The plant selection for the garden was inspired by the plants that Dorothy loved. Pietman was able to glean invaluable information about what to plant from old photographs, documents found in her house, magazine articles, newspaper clippings and from personal accounts.
He also added plants that an enthusiast such as Dorothy would definitely have approved of and careful consideration was given to ensuring that there would be something in bloom throughout the year. The plants below are not a comprehensive list of what grows in the garden – come and see for yourself what else there is!
• Heritage roses such as ‘Cécile Brünner’, ‘Mme Alfred Carrière’ and Rosa roxburghii
• Chinese wisteria (Wisteria sinensis)
• Chinese jasmine (Jasminum polyanthum)
• Granadilla (Passiflora edulis)
• Hydrangea spp.
• Azalea (Rhododendron species and hybrids)
• Camellia spp.
• Salvia spp.
• Spurflower (Plectranthus spp.)
• Snowball bush (Viburnum opulus ‘Sterile’ and V. tinus ‘Lucidum’)
• Cape may (Spiraea cantoniensis)
• Flowering quince (Chaenomeles speciosa)
• Orange jasmine (Murraya exotica)
• Small-leaved plane (Ochna serrulata)
• Sagewood (Buddleja salviifolia)
• Frangipani (Plumeria rubra)
• Magnolia spp.
• Pride of India (Lagerstroemia indica)
• Dogwood (Cornus capitata and C. florida)
• Coral tree (Erythrina caffra)
• Maple (Acer palmatum)
• Japanese flowering cherry (Prunus serrulata)

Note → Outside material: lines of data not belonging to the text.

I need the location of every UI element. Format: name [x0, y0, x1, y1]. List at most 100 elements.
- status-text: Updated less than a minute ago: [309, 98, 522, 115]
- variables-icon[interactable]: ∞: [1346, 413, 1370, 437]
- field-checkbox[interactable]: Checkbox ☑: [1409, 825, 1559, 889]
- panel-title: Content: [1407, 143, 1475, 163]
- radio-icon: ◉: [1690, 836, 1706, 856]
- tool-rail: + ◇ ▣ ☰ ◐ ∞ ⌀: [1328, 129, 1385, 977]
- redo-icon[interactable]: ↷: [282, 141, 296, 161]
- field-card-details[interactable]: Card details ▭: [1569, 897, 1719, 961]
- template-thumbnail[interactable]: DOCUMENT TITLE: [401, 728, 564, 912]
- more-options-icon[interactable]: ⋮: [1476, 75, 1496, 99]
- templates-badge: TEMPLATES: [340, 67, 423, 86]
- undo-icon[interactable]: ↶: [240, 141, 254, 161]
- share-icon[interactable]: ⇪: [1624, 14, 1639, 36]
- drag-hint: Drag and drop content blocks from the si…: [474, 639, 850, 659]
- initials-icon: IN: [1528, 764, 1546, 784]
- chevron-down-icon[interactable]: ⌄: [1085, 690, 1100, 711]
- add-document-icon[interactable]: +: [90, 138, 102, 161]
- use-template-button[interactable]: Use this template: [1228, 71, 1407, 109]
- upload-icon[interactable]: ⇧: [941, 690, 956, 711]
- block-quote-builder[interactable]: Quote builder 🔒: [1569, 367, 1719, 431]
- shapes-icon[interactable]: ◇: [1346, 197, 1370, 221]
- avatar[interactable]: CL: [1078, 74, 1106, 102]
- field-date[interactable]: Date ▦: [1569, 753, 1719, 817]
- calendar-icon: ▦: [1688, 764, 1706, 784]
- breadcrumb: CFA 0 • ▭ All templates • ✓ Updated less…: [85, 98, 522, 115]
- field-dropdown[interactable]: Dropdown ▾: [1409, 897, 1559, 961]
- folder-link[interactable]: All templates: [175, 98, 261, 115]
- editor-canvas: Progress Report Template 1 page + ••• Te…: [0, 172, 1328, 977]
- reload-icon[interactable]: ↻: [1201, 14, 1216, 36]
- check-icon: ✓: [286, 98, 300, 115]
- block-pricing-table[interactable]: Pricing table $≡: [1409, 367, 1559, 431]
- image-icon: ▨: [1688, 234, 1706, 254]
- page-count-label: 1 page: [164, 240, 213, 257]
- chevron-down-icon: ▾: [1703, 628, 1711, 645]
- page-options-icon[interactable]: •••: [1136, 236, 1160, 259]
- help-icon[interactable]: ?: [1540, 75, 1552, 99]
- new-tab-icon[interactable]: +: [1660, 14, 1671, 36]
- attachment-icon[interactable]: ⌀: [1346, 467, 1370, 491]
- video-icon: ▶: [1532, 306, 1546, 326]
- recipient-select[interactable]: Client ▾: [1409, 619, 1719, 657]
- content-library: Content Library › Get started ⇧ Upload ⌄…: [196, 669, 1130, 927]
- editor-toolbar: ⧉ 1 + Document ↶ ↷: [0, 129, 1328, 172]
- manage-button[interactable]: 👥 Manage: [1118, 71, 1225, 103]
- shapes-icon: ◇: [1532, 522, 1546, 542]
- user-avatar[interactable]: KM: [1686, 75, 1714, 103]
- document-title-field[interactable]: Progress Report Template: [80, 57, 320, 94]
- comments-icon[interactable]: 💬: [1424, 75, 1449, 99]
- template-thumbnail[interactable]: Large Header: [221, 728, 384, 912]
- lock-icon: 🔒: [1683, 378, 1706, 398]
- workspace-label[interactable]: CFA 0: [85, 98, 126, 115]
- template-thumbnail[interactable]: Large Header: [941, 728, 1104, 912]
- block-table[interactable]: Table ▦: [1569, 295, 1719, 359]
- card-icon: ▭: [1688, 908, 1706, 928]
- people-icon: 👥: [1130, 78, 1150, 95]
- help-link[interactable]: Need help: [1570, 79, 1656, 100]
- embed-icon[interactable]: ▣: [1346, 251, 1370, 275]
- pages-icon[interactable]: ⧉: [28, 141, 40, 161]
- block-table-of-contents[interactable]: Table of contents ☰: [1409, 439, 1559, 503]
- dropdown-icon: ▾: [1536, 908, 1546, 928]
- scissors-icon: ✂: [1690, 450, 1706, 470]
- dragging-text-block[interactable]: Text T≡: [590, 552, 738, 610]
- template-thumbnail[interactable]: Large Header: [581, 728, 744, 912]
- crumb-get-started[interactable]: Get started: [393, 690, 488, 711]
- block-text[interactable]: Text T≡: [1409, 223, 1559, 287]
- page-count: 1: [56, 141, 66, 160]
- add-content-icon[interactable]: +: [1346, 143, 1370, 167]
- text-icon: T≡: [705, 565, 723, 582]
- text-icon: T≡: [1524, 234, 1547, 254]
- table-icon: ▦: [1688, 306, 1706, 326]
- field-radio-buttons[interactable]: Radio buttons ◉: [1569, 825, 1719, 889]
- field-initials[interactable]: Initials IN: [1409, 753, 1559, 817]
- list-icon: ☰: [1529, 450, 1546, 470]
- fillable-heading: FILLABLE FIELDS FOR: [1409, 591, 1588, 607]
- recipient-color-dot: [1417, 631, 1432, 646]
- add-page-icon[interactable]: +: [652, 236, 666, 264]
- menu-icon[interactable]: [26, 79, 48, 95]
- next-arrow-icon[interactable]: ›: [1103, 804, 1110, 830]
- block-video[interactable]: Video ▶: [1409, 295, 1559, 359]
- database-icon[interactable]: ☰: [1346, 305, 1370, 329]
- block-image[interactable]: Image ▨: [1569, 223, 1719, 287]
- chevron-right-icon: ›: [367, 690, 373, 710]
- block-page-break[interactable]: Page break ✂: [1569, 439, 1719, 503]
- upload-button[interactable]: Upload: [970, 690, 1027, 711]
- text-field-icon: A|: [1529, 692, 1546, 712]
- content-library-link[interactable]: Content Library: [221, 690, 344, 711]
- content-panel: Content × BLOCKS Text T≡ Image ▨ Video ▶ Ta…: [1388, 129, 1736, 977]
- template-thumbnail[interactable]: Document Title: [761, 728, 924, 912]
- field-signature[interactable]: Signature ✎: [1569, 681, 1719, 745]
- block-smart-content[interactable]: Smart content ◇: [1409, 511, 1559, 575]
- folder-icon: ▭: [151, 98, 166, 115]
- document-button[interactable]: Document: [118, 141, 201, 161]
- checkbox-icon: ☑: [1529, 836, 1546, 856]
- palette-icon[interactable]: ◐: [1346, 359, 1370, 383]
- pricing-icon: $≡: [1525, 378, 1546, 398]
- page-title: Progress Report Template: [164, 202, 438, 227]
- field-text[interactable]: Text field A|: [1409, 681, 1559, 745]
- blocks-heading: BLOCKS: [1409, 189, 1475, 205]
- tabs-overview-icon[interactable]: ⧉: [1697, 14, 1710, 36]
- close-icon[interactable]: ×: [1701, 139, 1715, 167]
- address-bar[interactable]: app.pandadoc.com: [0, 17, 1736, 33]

• Maidenhair tree (Gingko biloba)
• Poplar (Populus alba) Fruit trees Fruit trees such as orange, lemon, quince, persimmon, guava, pomegranate, mulberry, olive, apricot and custard apples.
Tips for garden renewal
If you’d like to revamp a bed or a garden, you have to be patient, says Pietman. “I like to get to know a garden before I start working on it. When you move into a place, resist the urge to get stuck into the garden straight away – give yourself a chance to get an idea of what you want to do. Normally, when you first lay eyes on a garden, you instinctively get a sense of what it should look like. These initial reactions are important and many times they’re precisely what you should do.”
Here’s his advice:
• Start by taking out any unwanted plants and trees and giving the trees a proper prune. Call in an expert if necessary. Look at the garden or bed with its remaining plants and see what you still need in terms of form and structure. Then you can start paying attention to the detail of the beds.

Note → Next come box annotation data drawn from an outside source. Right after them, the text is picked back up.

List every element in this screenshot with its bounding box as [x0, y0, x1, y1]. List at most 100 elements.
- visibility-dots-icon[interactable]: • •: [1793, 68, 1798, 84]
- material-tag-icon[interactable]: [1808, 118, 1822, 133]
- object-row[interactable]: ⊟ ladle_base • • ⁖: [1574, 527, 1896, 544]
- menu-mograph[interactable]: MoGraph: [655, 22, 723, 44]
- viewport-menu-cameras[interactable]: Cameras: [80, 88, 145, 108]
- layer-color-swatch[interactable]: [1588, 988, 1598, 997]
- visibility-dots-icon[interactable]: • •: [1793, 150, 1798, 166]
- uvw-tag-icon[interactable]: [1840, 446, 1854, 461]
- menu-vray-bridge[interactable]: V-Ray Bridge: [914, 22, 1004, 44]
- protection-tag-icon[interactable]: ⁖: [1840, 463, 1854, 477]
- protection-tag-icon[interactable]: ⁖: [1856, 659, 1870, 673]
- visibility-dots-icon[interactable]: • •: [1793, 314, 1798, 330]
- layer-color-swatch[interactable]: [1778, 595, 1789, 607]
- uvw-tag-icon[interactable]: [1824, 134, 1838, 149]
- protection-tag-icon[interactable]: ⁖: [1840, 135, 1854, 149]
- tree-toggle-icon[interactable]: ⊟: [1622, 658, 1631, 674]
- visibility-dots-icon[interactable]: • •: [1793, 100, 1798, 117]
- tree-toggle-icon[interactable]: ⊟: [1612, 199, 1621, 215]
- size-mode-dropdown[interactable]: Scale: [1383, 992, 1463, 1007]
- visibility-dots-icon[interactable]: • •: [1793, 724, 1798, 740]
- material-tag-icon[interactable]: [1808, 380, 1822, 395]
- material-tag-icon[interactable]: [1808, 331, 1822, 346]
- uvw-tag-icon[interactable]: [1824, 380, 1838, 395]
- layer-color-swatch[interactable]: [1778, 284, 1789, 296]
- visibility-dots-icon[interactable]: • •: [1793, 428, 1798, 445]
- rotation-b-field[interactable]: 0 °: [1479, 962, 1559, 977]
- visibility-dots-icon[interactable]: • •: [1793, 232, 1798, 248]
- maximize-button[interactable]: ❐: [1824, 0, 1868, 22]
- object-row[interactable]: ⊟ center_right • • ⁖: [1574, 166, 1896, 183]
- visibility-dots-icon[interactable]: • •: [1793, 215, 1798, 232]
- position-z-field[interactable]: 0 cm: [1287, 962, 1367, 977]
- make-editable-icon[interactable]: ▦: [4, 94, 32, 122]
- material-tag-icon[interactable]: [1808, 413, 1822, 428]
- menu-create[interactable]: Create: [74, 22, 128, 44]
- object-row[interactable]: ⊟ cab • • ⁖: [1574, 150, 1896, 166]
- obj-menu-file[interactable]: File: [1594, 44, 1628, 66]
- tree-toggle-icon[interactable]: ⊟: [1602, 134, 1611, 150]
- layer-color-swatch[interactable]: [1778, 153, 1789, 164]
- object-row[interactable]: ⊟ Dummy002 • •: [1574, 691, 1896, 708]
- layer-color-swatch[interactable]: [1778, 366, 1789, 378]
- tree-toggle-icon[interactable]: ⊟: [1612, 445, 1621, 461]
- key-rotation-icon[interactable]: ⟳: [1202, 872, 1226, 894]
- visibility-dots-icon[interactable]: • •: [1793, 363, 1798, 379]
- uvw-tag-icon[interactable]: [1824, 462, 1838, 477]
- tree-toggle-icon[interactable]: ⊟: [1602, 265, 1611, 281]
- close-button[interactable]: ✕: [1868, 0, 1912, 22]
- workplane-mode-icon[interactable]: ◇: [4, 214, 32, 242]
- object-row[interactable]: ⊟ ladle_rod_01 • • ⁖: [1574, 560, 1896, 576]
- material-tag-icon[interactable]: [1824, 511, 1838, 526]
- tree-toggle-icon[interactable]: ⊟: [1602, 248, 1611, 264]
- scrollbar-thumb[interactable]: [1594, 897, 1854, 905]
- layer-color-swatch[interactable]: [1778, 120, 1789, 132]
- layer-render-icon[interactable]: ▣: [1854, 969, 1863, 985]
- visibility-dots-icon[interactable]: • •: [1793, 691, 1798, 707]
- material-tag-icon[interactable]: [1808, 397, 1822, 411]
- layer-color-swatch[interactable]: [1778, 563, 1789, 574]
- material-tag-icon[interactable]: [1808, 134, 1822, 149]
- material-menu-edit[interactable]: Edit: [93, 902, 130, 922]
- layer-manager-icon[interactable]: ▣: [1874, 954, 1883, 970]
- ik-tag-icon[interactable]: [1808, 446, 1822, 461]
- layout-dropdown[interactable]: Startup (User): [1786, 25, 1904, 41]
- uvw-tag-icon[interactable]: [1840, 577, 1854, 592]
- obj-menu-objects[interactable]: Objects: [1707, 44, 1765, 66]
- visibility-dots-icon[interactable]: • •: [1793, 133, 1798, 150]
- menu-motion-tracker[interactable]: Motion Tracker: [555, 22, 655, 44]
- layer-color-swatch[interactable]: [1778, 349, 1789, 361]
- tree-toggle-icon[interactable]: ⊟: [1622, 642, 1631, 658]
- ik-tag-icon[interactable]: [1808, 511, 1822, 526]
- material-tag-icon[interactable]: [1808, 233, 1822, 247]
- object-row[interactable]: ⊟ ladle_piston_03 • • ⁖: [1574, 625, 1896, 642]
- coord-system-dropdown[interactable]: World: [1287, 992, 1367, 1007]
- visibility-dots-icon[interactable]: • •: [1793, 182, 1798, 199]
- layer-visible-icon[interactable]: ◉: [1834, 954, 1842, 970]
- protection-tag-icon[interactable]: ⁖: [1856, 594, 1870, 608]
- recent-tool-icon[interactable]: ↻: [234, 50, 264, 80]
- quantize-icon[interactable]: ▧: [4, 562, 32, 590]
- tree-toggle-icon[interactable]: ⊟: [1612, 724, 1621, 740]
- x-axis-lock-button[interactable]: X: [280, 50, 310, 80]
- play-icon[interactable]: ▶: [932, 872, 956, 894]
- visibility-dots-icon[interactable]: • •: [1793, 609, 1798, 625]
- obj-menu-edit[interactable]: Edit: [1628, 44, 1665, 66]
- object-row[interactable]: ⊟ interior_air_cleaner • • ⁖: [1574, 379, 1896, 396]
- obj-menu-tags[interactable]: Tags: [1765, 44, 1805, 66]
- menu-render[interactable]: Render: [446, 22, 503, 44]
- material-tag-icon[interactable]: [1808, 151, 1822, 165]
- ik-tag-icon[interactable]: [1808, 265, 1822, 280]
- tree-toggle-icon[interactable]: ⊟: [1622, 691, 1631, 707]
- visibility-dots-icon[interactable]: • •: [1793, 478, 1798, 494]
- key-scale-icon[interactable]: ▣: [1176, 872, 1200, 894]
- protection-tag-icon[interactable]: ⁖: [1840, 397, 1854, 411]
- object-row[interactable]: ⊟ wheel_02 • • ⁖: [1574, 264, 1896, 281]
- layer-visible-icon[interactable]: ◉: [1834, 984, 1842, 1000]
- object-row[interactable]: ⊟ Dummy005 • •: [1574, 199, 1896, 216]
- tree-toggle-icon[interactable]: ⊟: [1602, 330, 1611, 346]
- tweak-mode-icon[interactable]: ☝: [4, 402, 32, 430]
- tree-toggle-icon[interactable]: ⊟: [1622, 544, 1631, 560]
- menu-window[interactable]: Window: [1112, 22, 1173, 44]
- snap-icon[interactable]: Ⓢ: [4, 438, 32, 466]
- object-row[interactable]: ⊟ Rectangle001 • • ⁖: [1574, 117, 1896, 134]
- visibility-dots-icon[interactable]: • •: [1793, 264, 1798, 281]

• Decide what you wish to plant where and draw a simple plan of your garden. If you feel you lack the knowledge, get someone to help you. Plants are expensive; it is so much better to grow the right plant in the right place from the start – you will see results much sooner.
• Prepare the bed(s) well and if your garden is big, start by planting just a little at a time. In a smaller garden, it is better to plan it as a whole as you can usually see the entire garden at a glance.

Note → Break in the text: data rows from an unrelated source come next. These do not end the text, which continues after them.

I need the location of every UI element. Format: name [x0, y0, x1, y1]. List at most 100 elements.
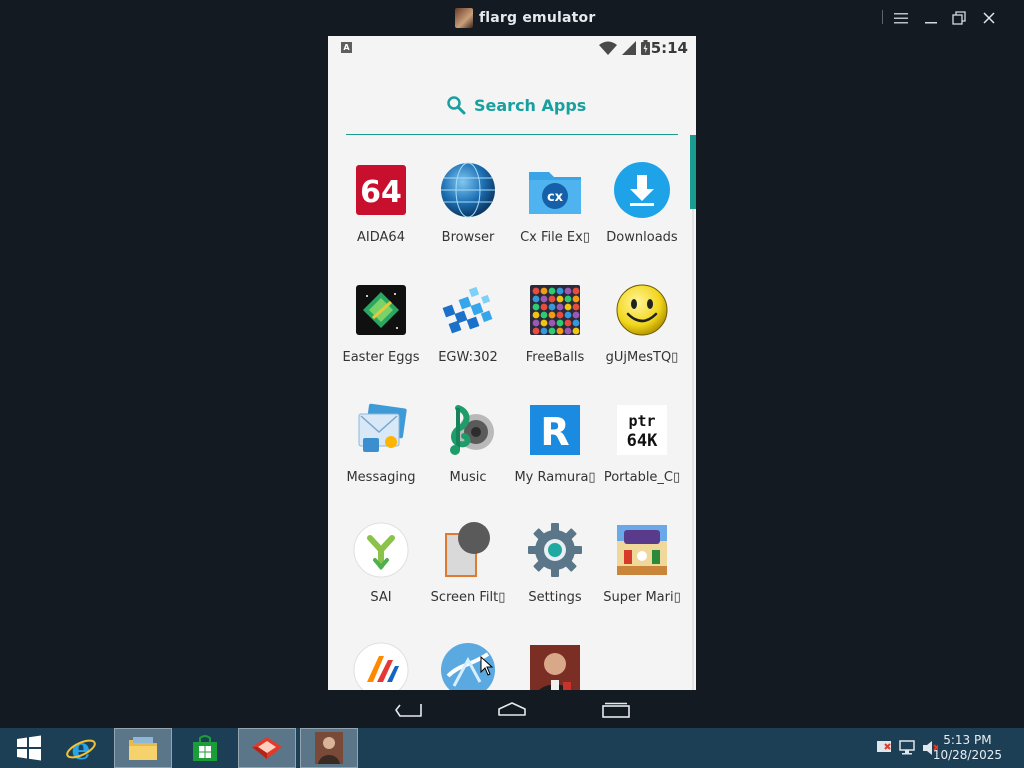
app-label: SAI	[370, 590, 392, 605]
app-freeballs[interactable]: FreeBalls	[511, 282, 599, 392]
app-photo[interactable]	[511, 642, 599, 690]
app-label: My Ramura▯	[514, 470, 596, 485]
internet-explorer-icon: e	[66, 733, 96, 763]
app-label: Screen Filt▯	[430, 590, 506, 605]
taskbar-file-explorer[interactable]	[114, 728, 172, 768]
home-icon[interactable]	[498, 702, 526, 716]
svg-text:R: R	[540, 410, 569, 454]
easter-eggs-icon	[356, 285, 406, 335]
app-label: Super Mari▯	[603, 590, 681, 605]
app-my-ramura[interactable]: R My Ramura▯	[511, 402, 599, 512]
status-bar: A 5:14	[328, 36, 696, 60]
app-aida64[interactable]: 64 AIDA64	[337, 162, 425, 272]
wifi-icon	[599, 41, 617, 55]
status-icons	[599, 40, 650, 55]
app-vanced[interactable]	[337, 642, 425, 690]
clock-date: 10/28/2025	[932, 748, 1002, 762]
egw-icon	[442, 286, 493, 334]
svg-text:ptr: ptr	[628, 412, 655, 430]
recents-icon[interactable]	[602, 702, 630, 718]
menu-icon[interactable]	[890, 8, 912, 28]
scrollbar-track	[692, 209, 694, 690]
messaging-icon	[358, 403, 407, 452]
windows-start-icon	[17, 735, 41, 761]
app-sai[interactable]: SAI	[337, 522, 425, 632]
app-screen-filter[interactable]: Screen Filt▯	[424, 522, 512, 632]
restore-icon[interactable]	[948, 8, 970, 28]
aida64-icon: 64	[356, 165, 406, 215]
portable-c-icon: ptr64K	[617, 405, 667, 455]
vanced-icon	[353, 642, 409, 690]
status-time: 5:14	[650, 39, 688, 57]
android-nav-bar	[328, 690, 696, 728]
app-messaging[interactable]: Messaging	[337, 402, 425, 512]
app-label: gUjMesTQ▯	[605, 350, 679, 365]
photo-person-icon	[530, 645, 580, 690]
smiley-icon	[616, 284, 668, 336]
taskbar-red-app[interactable]	[238, 728, 296, 768]
taskbar-flarg-emulator[interactable]	[300, 728, 358, 768]
scrollbar-thumb[interactable]	[690, 135, 696, 209]
music-icon	[450, 405, 494, 455]
flarg-emulator-icon	[315, 732, 343, 764]
taskbar-store[interactable]	[176, 728, 234, 768]
app-gujmestq[interactable]: gUjMesTQ▯	[598, 282, 686, 392]
app-blue[interactable]	[424, 642, 512, 690]
svg-text:64: 64	[360, 175, 402, 210]
emulator-title-bar: flarg emulator	[0, 0, 1024, 36]
action-center-icon[interactable]	[876, 740, 892, 756]
window-title: flarg emulator	[479, 10, 596, 26]
app-music[interactable]: Music	[424, 402, 512, 512]
app-label: Music	[449, 470, 487, 485]
sai-icon	[353, 522, 409, 578]
app-cx-file-explorer[interactable]: cx Cx File Ex▯	[511, 162, 599, 272]
svg-text:e: e	[71, 733, 90, 763]
taskbar-internet-explorer[interactable]: e	[52, 728, 110, 768]
app-settings[interactable]: Settings	[511, 522, 599, 632]
app-label: EGW:302	[438, 350, 498, 365]
screen-filter-icon	[445, 522, 490, 577]
close-icon[interactable]	[978, 8, 1000, 28]
settings-gear-icon	[528, 523, 582, 577]
super-mario-icon	[617, 525, 667, 575]
app-label: FreeBalls	[525, 350, 585, 365]
search-label: Search Apps	[474, 95, 587, 115]
app-browser[interactable]: Browser	[424, 162, 512, 272]
app-label: Easter Eggs	[342, 350, 420, 365]
app-label: AIDA64	[357, 230, 405, 245]
browser-globe-icon	[441, 162, 495, 218]
red-app-icon	[252, 737, 282, 759]
minimize-icon[interactable]	[920, 8, 942, 28]
signal-icon	[622, 40, 636, 55]
svg-text:cx: cx	[547, 190, 564, 205]
windows-taskbar: e 5:13 PM 10/28/2025	[0, 728, 1024, 768]
taskbar-clock[interactable]: 5:13 PM 10/28/2025	[933, 733, 1002, 763]
app-label: Downloads	[606, 230, 678, 245]
notification-badge: A	[341, 42, 352, 53]
search-underline	[346, 134, 678, 135]
my-ramura-icon: R	[530, 405, 580, 455]
app-egw[interactable]: EGW:302	[424, 282, 512, 392]
app-label: Browser	[441, 230, 495, 245]
app-portable-c[interactable]: ptr 64K Portable_C▯	[598, 402, 686, 512]
app-downloads[interactable]: Downloads	[598, 162, 686, 272]
flarg-emulator-icon	[455, 8, 473, 28]
android-screen: A 5:14 Search Apps 64 AIDA64 Browser cx …	[328, 36, 696, 690]
battery-icon	[641, 40, 650, 55]
svg-text:64K: 64K	[627, 431, 658, 451]
title-group: flarg emulator	[455, 8, 595, 28]
cx-file-explorer-icon: cx	[529, 172, 581, 214]
file-explorer-icon	[129, 737, 157, 760]
app-label: Settings	[528, 590, 582, 605]
app-super-mario[interactable]: Super Mari▯	[598, 522, 686, 632]
clock-time: 5:13 PM	[943, 733, 992, 747]
freeballs-icon	[530, 285, 580, 335]
app-easter-eggs[interactable]: Easter Eggs	[337, 282, 425, 392]
app-label: Portable_C▯	[603, 470, 681, 485]
app-label: Messaging	[346, 470, 416, 485]
network-icon[interactable]	[899, 740, 915, 756]
mouse-cursor-icon	[480, 656, 494, 676]
start-button[interactable]	[0, 728, 58, 768]
back-icon[interactable]	[394, 702, 422, 718]
search-apps-field[interactable]: Search Apps	[446, 92, 586, 118]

• Make sure you have sufficient water to irrigate what you plant. Select waterwise plants, especially if you have limited water.
• It’s not always necessary to buy expensive plants. Get cuttings and seeds from friends and plant inexpensive groundcovers that will quickly cover the soil. As the garden develops, you can replace them with more interesting plants.
• Share plants if you have a surplus. We took out lots of agapanthus and Dietes and gave them away. Nothing should ever go to waste.
• Use what is available in your area or what you already have in the garden. We used the bamboo growing here to make structures for the climbing plants. It’s a quick way to add height to the garden and adds interest. Excess river stones were used to edge pathways.
• Don’t be discouraged if at first the garden doesn’t look quite as you’d imagined. A garden develops over time and is constantly changing.
• And finally, create a garden that appeals to you; it’s your space and you’re the one who has to live there!
Inheemse persbesem (Polygala virgata) saai homself maklik en aard goed in die klammer dele van die tuin.
Cut flowers add seasonal colour – like these Japanese anemones in autumn. The blooms are sold to a cut flower company; this enterprise ensures that the garden is well utilised, generates additional income and forms a vital part of the community.